Раз за разом он отпирает замок, проворачивая руку, и раз за разом находит её. Такую же бледную, такую же беспомощную, такую же… мертвую. Он бежит к ней. Сломя голову, пролетает несчастные два метра, убеждая себя, что ещё не совсем поздно, что всё это — розыгрыш, что даже верёвка на её шее вовсе не настоящая. Кричит её имя… Шепчет? Неважно. «Линн»… Нет… «Джессика».
Он закрыл глаза… Через секунду, он уже вновь стоял посреди деревни — забытые всеми жителями дома набирают в себе слои пыли, а забытые всеми душами тела — рои мух. Отвратительный, до этого момента, дождь, теперь кажется спасительным — за тяжелыми каплями, падающими на голову не слышно мыслей… не видно слёз.
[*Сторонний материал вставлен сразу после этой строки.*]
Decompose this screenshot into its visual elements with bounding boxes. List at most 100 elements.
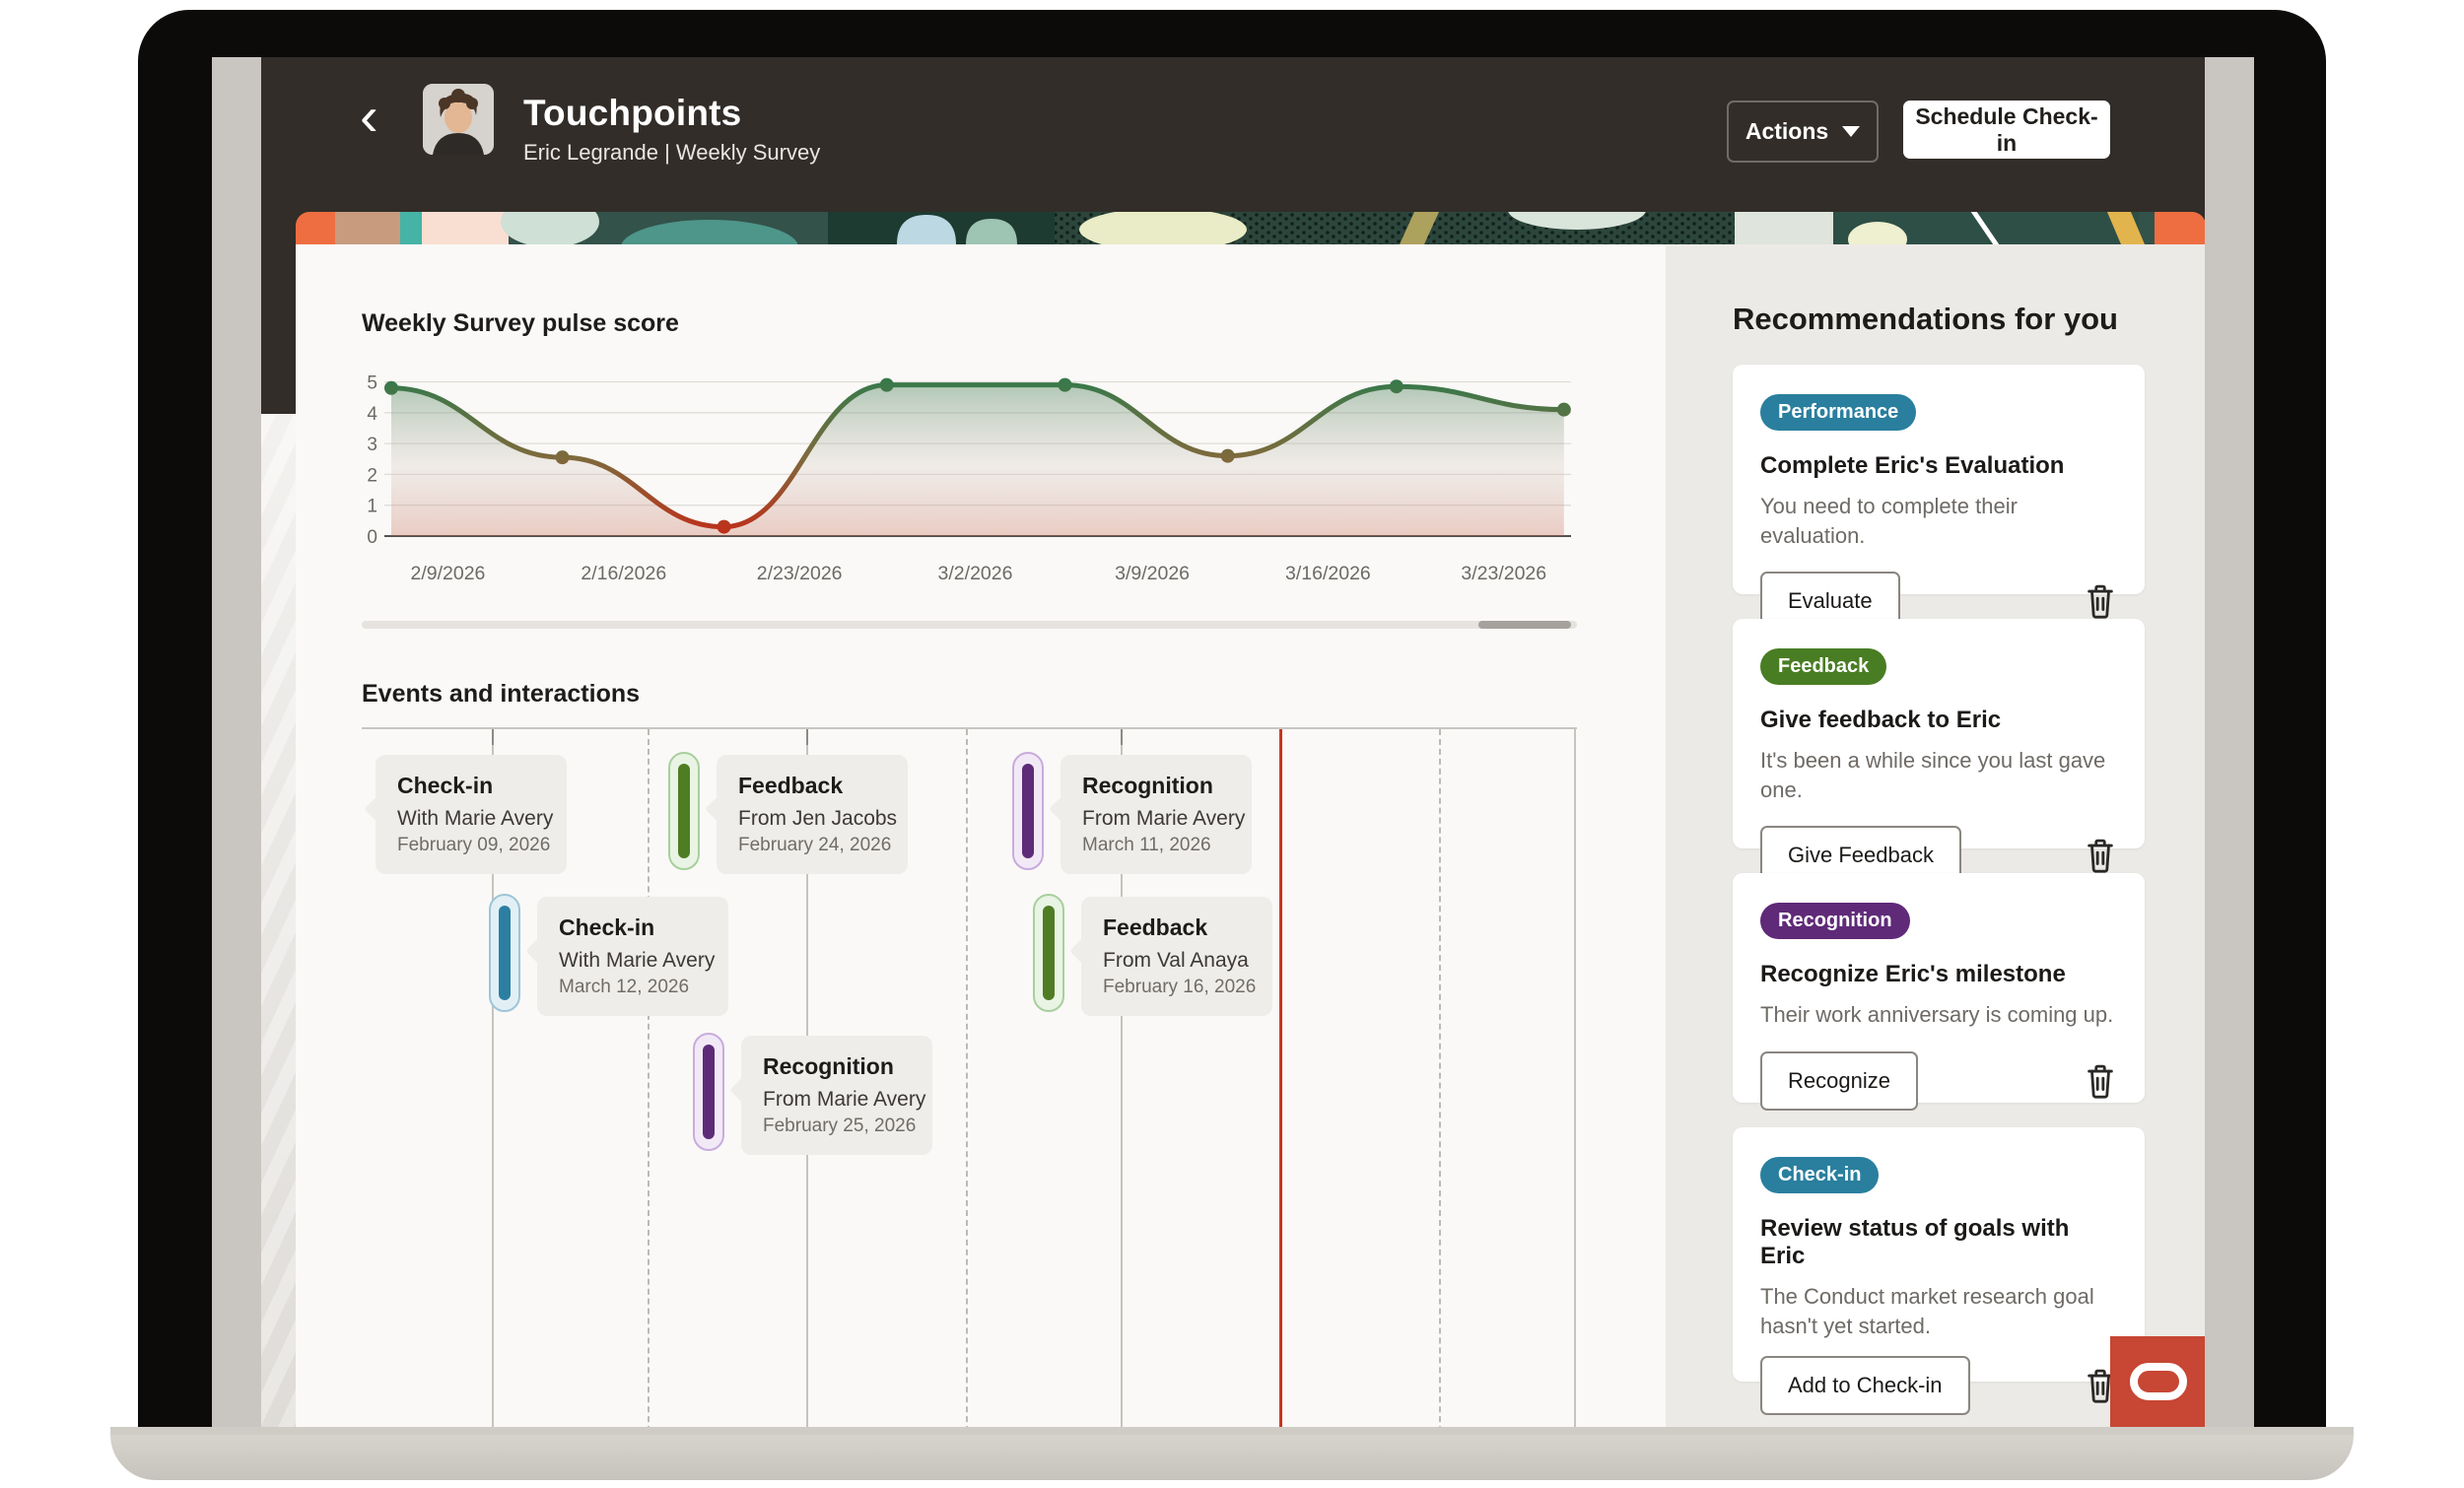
pulse-score-heading: Weekly Survey pulse score (362, 309, 679, 337)
laptop-bezel-right (2205, 57, 2254, 1427)
timeline-tick (806, 729, 808, 745)
chart-scrollbar[interactable] (362, 621, 1577, 629)
recommendations-heading: Recommendations for you (1733, 302, 2118, 336)
back-button[interactable]: ‹ (360, 85, 378, 147)
event-type: Recognition (1082, 773, 1213, 798)
timeline-tick (492, 729, 494, 745)
recommendation-card: Check-in Review status of goals with Eri… (1733, 1127, 2145, 1416)
trash-icon[interactable] (2084, 582, 2117, 620)
svg-text:2/9/2026: 2/9/2026 (411, 563, 486, 584)
svg-text:0: 0 (367, 527, 377, 548)
timeline-gridline (1439, 729, 1441, 1427)
svg-text:3/9/2026: 3/9/2026 (1115, 563, 1190, 584)
badge-performance: Performance (1760, 394, 1917, 431)
add-to-checkin-button[interactable]: Add to Check-in (1760, 1356, 1970, 1416)
actions-button[interactable]: Actions (1727, 101, 1879, 163)
event-date: March 12, 2026 (559, 977, 690, 997)
event-type: Feedback (1103, 914, 1208, 940)
laptop-base (110, 1427, 2354, 1480)
event-card[interactable]: Feedback From Val Anaya February 16, 202… (1081, 897, 1272, 1016)
laptop-bezel-left (212, 57, 261, 1427)
svg-text:1: 1 (367, 497, 377, 517)
event-subtitle: From Jen Jacobs (738, 807, 898, 830)
svg-text:5: 5 (367, 373, 377, 394)
page-title: Touchpoints (523, 93, 742, 133)
event-type: Recognition (763, 1053, 894, 1079)
timeline-today-line (1279, 729, 1282, 1427)
oracle-logo (2110, 1336, 2205, 1427)
event-type: Feedback (738, 773, 844, 798)
timeline-gridline (1121, 729, 1123, 1427)
event-date: February 25, 2026 (763, 1116, 917, 1136)
svg-text:2/16/2026: 2/16/2026 (581, 563, 666, 584)
event-card[interactable]: Feedback From Jen Jacobs February 24, 20… (717, 755, 908, 874)
timeline-gridline (966, 729, 968, 1427)
svg-text:2/23/2026: 2/23/2026 (757, 563, 843, 584)
chart-scrollbar-thumb[interactable] (1478, 621, 1571, 629)
event-card[interactable]: Check-in With Marie Avery February 09, 2… (376, 755, 567, 874)
trash-icon[interactable] (2084, 1062, 2117, 1100)
chevron-down-icon (1842, 126, 1861, 137)
svg-text:3: 3 (367, 435, 377, 455)
recommendation-description: The Conduct market research goal hasn't … (1760, 1284, 2094, 1338)
event-type: Check-in (397, 773, 494, 798)
recommendation-card: Performance Complete Eric's Evaluation Y… (1733, 365, 2145, 632)
svg-text:4: 4 (367, 404, 377, 425)
actions-button-label: Actions (1745, 118, 1829, 144)
recommendation-card: Feedback Give feedback to Eric It's been… (1733, 619, 2145, 886)
event-pill-recognition[interactable] (693, 1033, 724, 1151)
trash-icon[interactable] (2084, 837, 2117, 874)
badge-checkin: Check-in (1760, 1157, 1880, 1193)
oracle-o-icon (2129, 1363, 2187, 1400)
event-subtitle: With Marie Avery (397, 807, 554, 830)
event-subtitle: From Marie Avery (1082, 807, 1246, 830)
chart-data-points (384, 377, 1571, 534)
event-card[interactable]: Recognition From Marie Avery March 11, 2… (1061, 755, 1252, 874)
event-type: Check-in (559, 914, 655, 940)
event-date: February 24, 2026 (738, 835, 892, 855)
event-date: February 16, 2026 (1103, 977, 1257, 997)
svg-text:2: 2 (367, 465, 377, 486)
recommendations-panel: Recommendations for you Performance Comp… (1666, 244, 2205, 1427)
recommendation-description: You need to complete their evaluation. (1760, 494, 2018, 548)
event-pill-feedback[interactable] (1033, 894, 1064, 1012)
trash-icon[interactable] (2084, 1367, 2117, 1404)
events-timeline: Check-in With Marie Avery February 09, 2… (362, 727, 1577, 1427)
screen: ‹ Touchpoints Eric Legrande | Weekly Sur… (261, 57, 2205, 1427)
timeline-tick (1121, 729, 1123, 745)
pulse-score-chart: 5 4 3 2 1 0 2/9/2026 2/16/2026 2/23/2026 3/2/202… (355, 351, 1583, 607)
content-card: Weekly Survey pulse score (296, 212, 2205, 1427)
decorative-banner (296, 212, 2205, 244)
event-card[interactable]: Check-in With Marie Avery March 12, 2026 (537, 897, 728, 1016)
recommendation-description: It's been a while since you last gave on… (1760, 748, 2106, 802)
event-card[interactable]: Recognition From Marie Avery February 25… (741, 1036, 932, 1155)
avatar-illustration (423, 84, 494, 155)
svg-text:3/23/2026: 3/23/2026 (1461, 563, 1546, 584)
recommendation-card: Recognition Recognize Eric's milestone T… (1733, 873, 2145, 1111)
chart-line (388, 382, 1567, 530)
timeline-gridline (492, 729, 494, 1427)
event-pill-feedback[interactable] (668, 752, 700, 870)
recommendation-description: Their work anniversary is coming up. (1760, 1002, 2114, 1027)
svg-text:3/2/2026: 3/2/2026 (938, 563, 1013, 584)
badge-feedback: Feedback (1760, 648, 1887, 685)
timeline-gridline (648, 729, 650, 1427)
schedule-checkin-button[interactable]: Schedule Check-in (1903, 101, 2110, 159)
recommendation-title: Complete Eric's Evaluation (1760, 452, 2065, 479)
chart-area-fill (391, 384, 1564, 536)
event-pill-checkin[interactable] (489, 894, 520, 1012)
event-subtitle: From Val Anaya (1103, 949, 1249, 972)
badge-recognition: Recognition (1760, 903, 1910, 939)
recommendation-title: Review status of goals with Eric (1760, 1215, 2070, 1269)
event-date: February 09, 2026 (397, 835, 551, 855)
chart-y-axis-labels: 5 4 3 2 1 0 (367, 373, 377, 549)
timeline-gridline (1574, 729, 1576, 1427)
main-panel: Weekly Survey pulse score (296, 244, 1666, 1427)
events-heading: Events and interactions (362, 680, 641, 708)
event-date: March 11, 2026 (1082, 835, 1211, 855)
svg-text:3/16/2026: 3/16/2026 (1285, 563, 1371, 584)
recognize-button[interactable]: Recognize (1760, 1050, 1918, 1111)
event-pill-recognition[interactable] (1012, 752, 1044, 870)
avatar (423, 84, 494, 155)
А за чужими криками отчаяния не слышно своих всхлипов.
Стоя на коленях, мужчина смотрит на свои руки и думает только об одном: «Её ли это кровь льется с небес?»
«Сколько же нужно крови, что бы насытилась эта земля? Сколько ещё должно пролиться жизней? Сколько полей взойдут красными, и сколько ран на сердцах никогда не высохнут?»
Он закрывает глаза. Сотни десятков раз он впервые узнаёт эту лестницу и сотни десятков раз открывает эту дверь. И каждый, каждый чёртов раз он понимает, что слёзы, застывшие на её щеках уже никогда не сотрутся, не уйдут синяки с маленького и бледного тельца, не исчезнут кровоподтёки у шеи, и не согреются руки — она никогда больше не улыбнется.
Говорят, что в любом сне, в любой иллюзии, если захотеть, можно проснутся. Вырваться. Но нет, не в этот раз. Ведь до самого конца, он, Блейк Лангерманн, так и не решил для себя то, где-же всё-таки его настоящий кошмар…
Он закрыл глаза…
========== Памяти Майлза Апшера ==========
Комментарий к Памяти Майлза Апшера
Старый, года 2015-го стих, который я закину сюда потому что потому.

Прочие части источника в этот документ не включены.